Aunque los ciudadanos chinos no pueden usar Facebook ni Instagram, empresas del país sí pueden anunciarse a usuarios en el extranjero. En 2024, Meta obtuvo más de 18.000 millones de dólares en publicidad china, de los cuales aproximadamente 3.000 millones provenían de estafas, juegos de azar ilegales, pornografía y otros contenidos prohibidos. Documentos internos muestran que la compañía reconocía la magnitud del fraude y creó un equipo antifraude que logró reducirlo temporalmente de un 19 % a un 9 % de los ingresos provenientes de China.
Sin embargo, tras una intervención del CEO Mark Zuckerberg, Meta disolvió el equipo antifraude enfocado en China y levantó restricciones a nuevas agencias publicitarias. Como resultado, los anuncios prohibidos volvieron a representar alrededor del 16 % de los ingresos en ese mercado. Documentos internos y reportes de consultoras externas señalaron que el sistema publicitario chino, con agencias de primer y segundo nivel, permite que los anunciantes fraudulentos oculten su identidad y publiquen anuncios que violan las normas de Meta, aprovechando lagunas de supervisión.

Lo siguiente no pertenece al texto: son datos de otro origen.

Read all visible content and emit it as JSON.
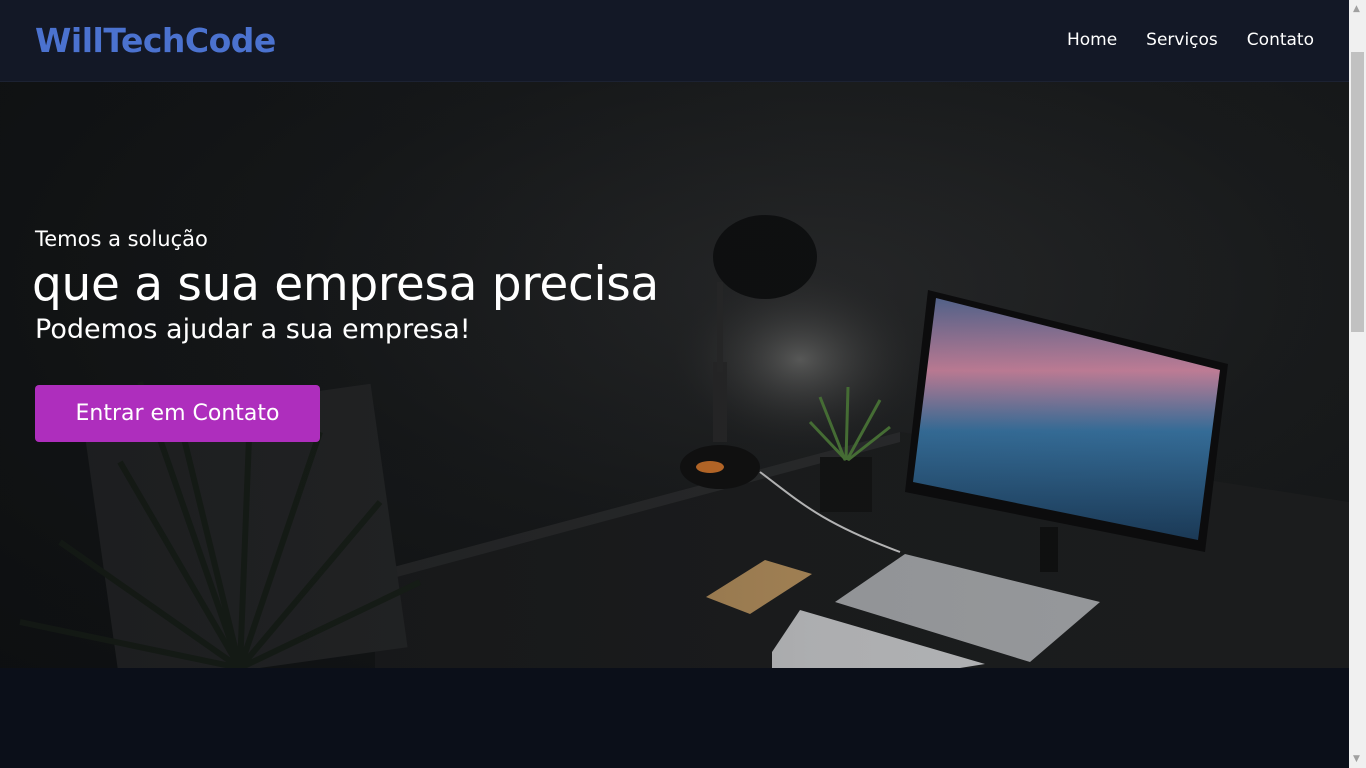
{
  "header": {
    "logo": "WillTechCode",
    "nav": [
      {
        "label": "Home"
      },
      {
        "label": "Serviços"
      },
      {
        "label": "Contato"
      }
    ]
  },
  "hero": {
    "kicker": "Temos a solução",
    "headline": "que a sua empresa precisa",
    "subline": "Podemos ajudar a sua empresa!",
    "cta_label": "Entrar em Contato"
  },
  "colors": {
    "logo": "#4b72cf",
    "cta": "#ae2ebd",
    "header_bg": "#131826",
    "page_bg": "#0b0f19"
  },
  "scrollbar": {
    "up_icon": "chevron-up-icon",
    "down_icon": "chevron-down-icon"
  }
}
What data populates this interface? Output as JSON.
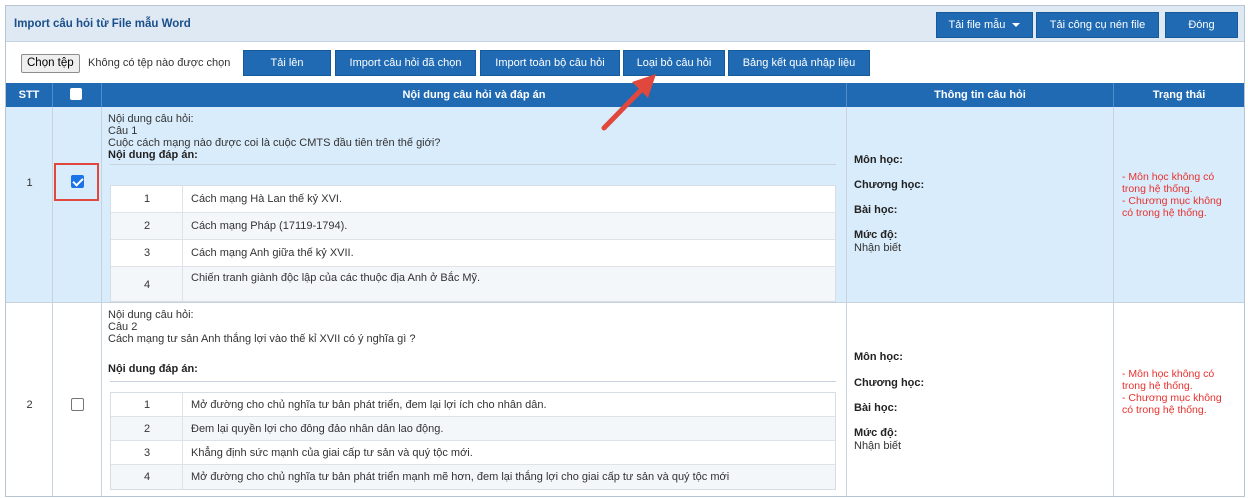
{
  "header": {
    "title": "Import câu hỏi từ File mẫu Word",
    "btn_template": "Tải file mẫu",
    "btn_compress": "Tải công cụ nén file",
    "btn_close": "Đóng"
  },
  "toolbar": {
    "choose_file": "Chọn tệp",
    "no_file": "Không có tệp nào được chọn",
    "upload": "Tải lên",
    "import_selected": "Import câu hỏi đã chọn",
    "import_all": "Import toàn bộ câu hỏi",
    "remove": "Loại bỏ câu hỏi",
    "results": "Bảng kết quả nhập liệu"
  },
  "table": {
    "headers": {
      "stt": "STT",
      "content": "Nội dung câu hỏi và đáp án",
      "info": "Thông tin câu hỏi",
      "status": "Trạng thái"
    },
    "rows": [
      {
        "stt": "1",
        "checked": true,
        "q_label": "Nội dung câu hỏi:",
        "q_number": "Câu  1",
        "q_text": "Cuộc cách mạng nào được coi là cuộc CMTS đầu tiên trên thế giới?",
        "a_label": "Nội dung đáp án:",
        "answers": [
          {
            "n": "1",
            "text": "Cách mạng Hà Lan thế kỷ XVI."
          },
          {
            "n": "2",
            "text": "Cách mạng Pháp (17119-1794)."
          },
          {
            "n": "3",
            "text": "Cách mạng Anh giữa thế kỷ XVII."
          },
          {
            "n": "4",
            "text": "Chiến tranh giành độc lập của các thuộc địa Anh ở Bắc Mỹ."
          }
        ],
        "info": {
          "subject": "Môn học:",
          "chapter": "Chương học:",
          "lesson": "Bài học:",
          "level": "Mức độ:",
          "level_value": "Nhận biết"
        },
        "status": [
          "- Môn học không có",
          "trong hệ thống.",
          "- Chương mục không",
          "có trong hệ thống."
        ]
      },
      {
        "stt": "2",
        "checked": false,
        "q_label": "Nội dung câu hỏi:",
        "q_number": "Câu  2",
        "q_text": "Cách mạng tư sản Anh thắng lợi vào thế kỉ XVII có ý nghĩa gì ?",
        "a_label": "Nội dung đáp án:",
        "answers": [
          {
            "n": "1",
            "text": "Mở đường cho chủ nghĩa tư bản phát triển, đem lại lợi ích cho nhân dân."
          },
          {
            "n": "2",
            "text": "Đem lại quyền lợi cho đông đảo nhân dân lao động."
          },
          {
            "n": "3",
            "text": "Khẳng định sức mạnh của giai cấp tư sản và quý tộc mới."
          },
          {
            "n": "4",
            "text": "Mở đường cho chủ nghĩa tư bản phát triển mạnh mẽ hơn, đem lại thắng lợi cho giai cấp tư sản và quý tộc mới"
          }
        ],
        "info": {
          "subject": "Môn học:",
          "chapter": "Chương học:",
          "lesson": "Bài học:",
          "level": "Mức độ:",
          "level_value": "Nhận biết"
        },
        "status": [
          "- Môn học không có",
          "trong hệ thống.",
          "- Chương mục không",
          "có trong hệ thống."
        ]
      }
    ]
  },
  "colors": {
    "primary": "#1f6ab3",
    "selected_row": "#d9ecfb",
    "error": "#e8312d",
    "annotation": "#e0473d"
  }
}
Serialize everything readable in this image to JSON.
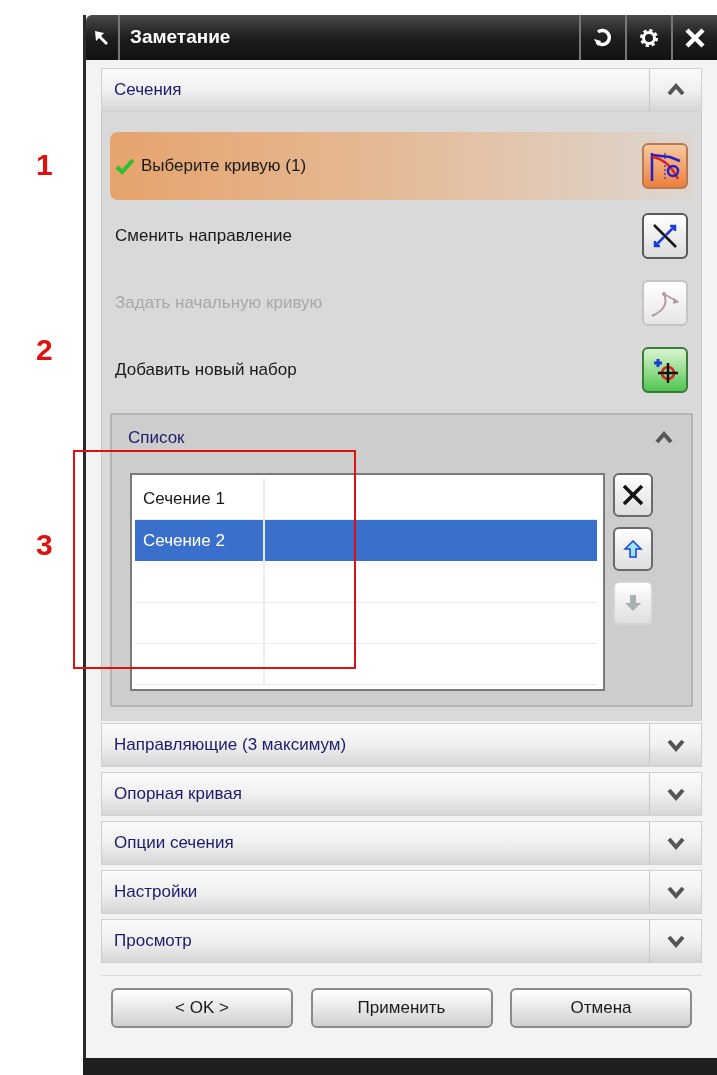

El fraude afectó a usuarios en todo el mundo, desde compradores en Taiwán hasta inversores en EE. UU. y Canadá. En un caso, un esquema de estafa bursátil chino logró engañar a víctimas estadounidenses mediante anuncios en Facebook e Instagram, con enlaces a grupos de WhatsApp gestionados desde China.
Meta argumenta que sus esfuerzos para reducir fraudes incluyen sistemas automáticos que han bloqueado 46 millones de anuncios chinos de alto riesgo, el cierre de cuentas fraudulentas y ajustes en las comisiones pagadas a las agencias que incumplen normas. Aun así, documentos internos muestran que, en muchos casos, la empresa tolera niveles elevados de mala conducta para proteger sus ingresos.
El reporte de Reuters subraya que el mercado chino de publicidad digital para Meta representa un dilema ético y financiero: la compañía prioriza ingresos multimillonarios sobre la protección completa de sus usuarios frente a anuncios fraudulentos. Por ahora, Meta continúa trabajando con reguladores, ajustando comisiones y revisando socios, pero el sistema complejo de intermediarios y cuentas compartidas dificulta el control efectivo del fraude.
En resumen, la investigación evidencia que, aunque Meta es consciente del daño que generan las agencias publicitarias chinas, su estrategia ha favorecido mantener un flujo constante de ingresos, incluso a costa de exponer a usuarios internacionales a estafas y productos ilegales.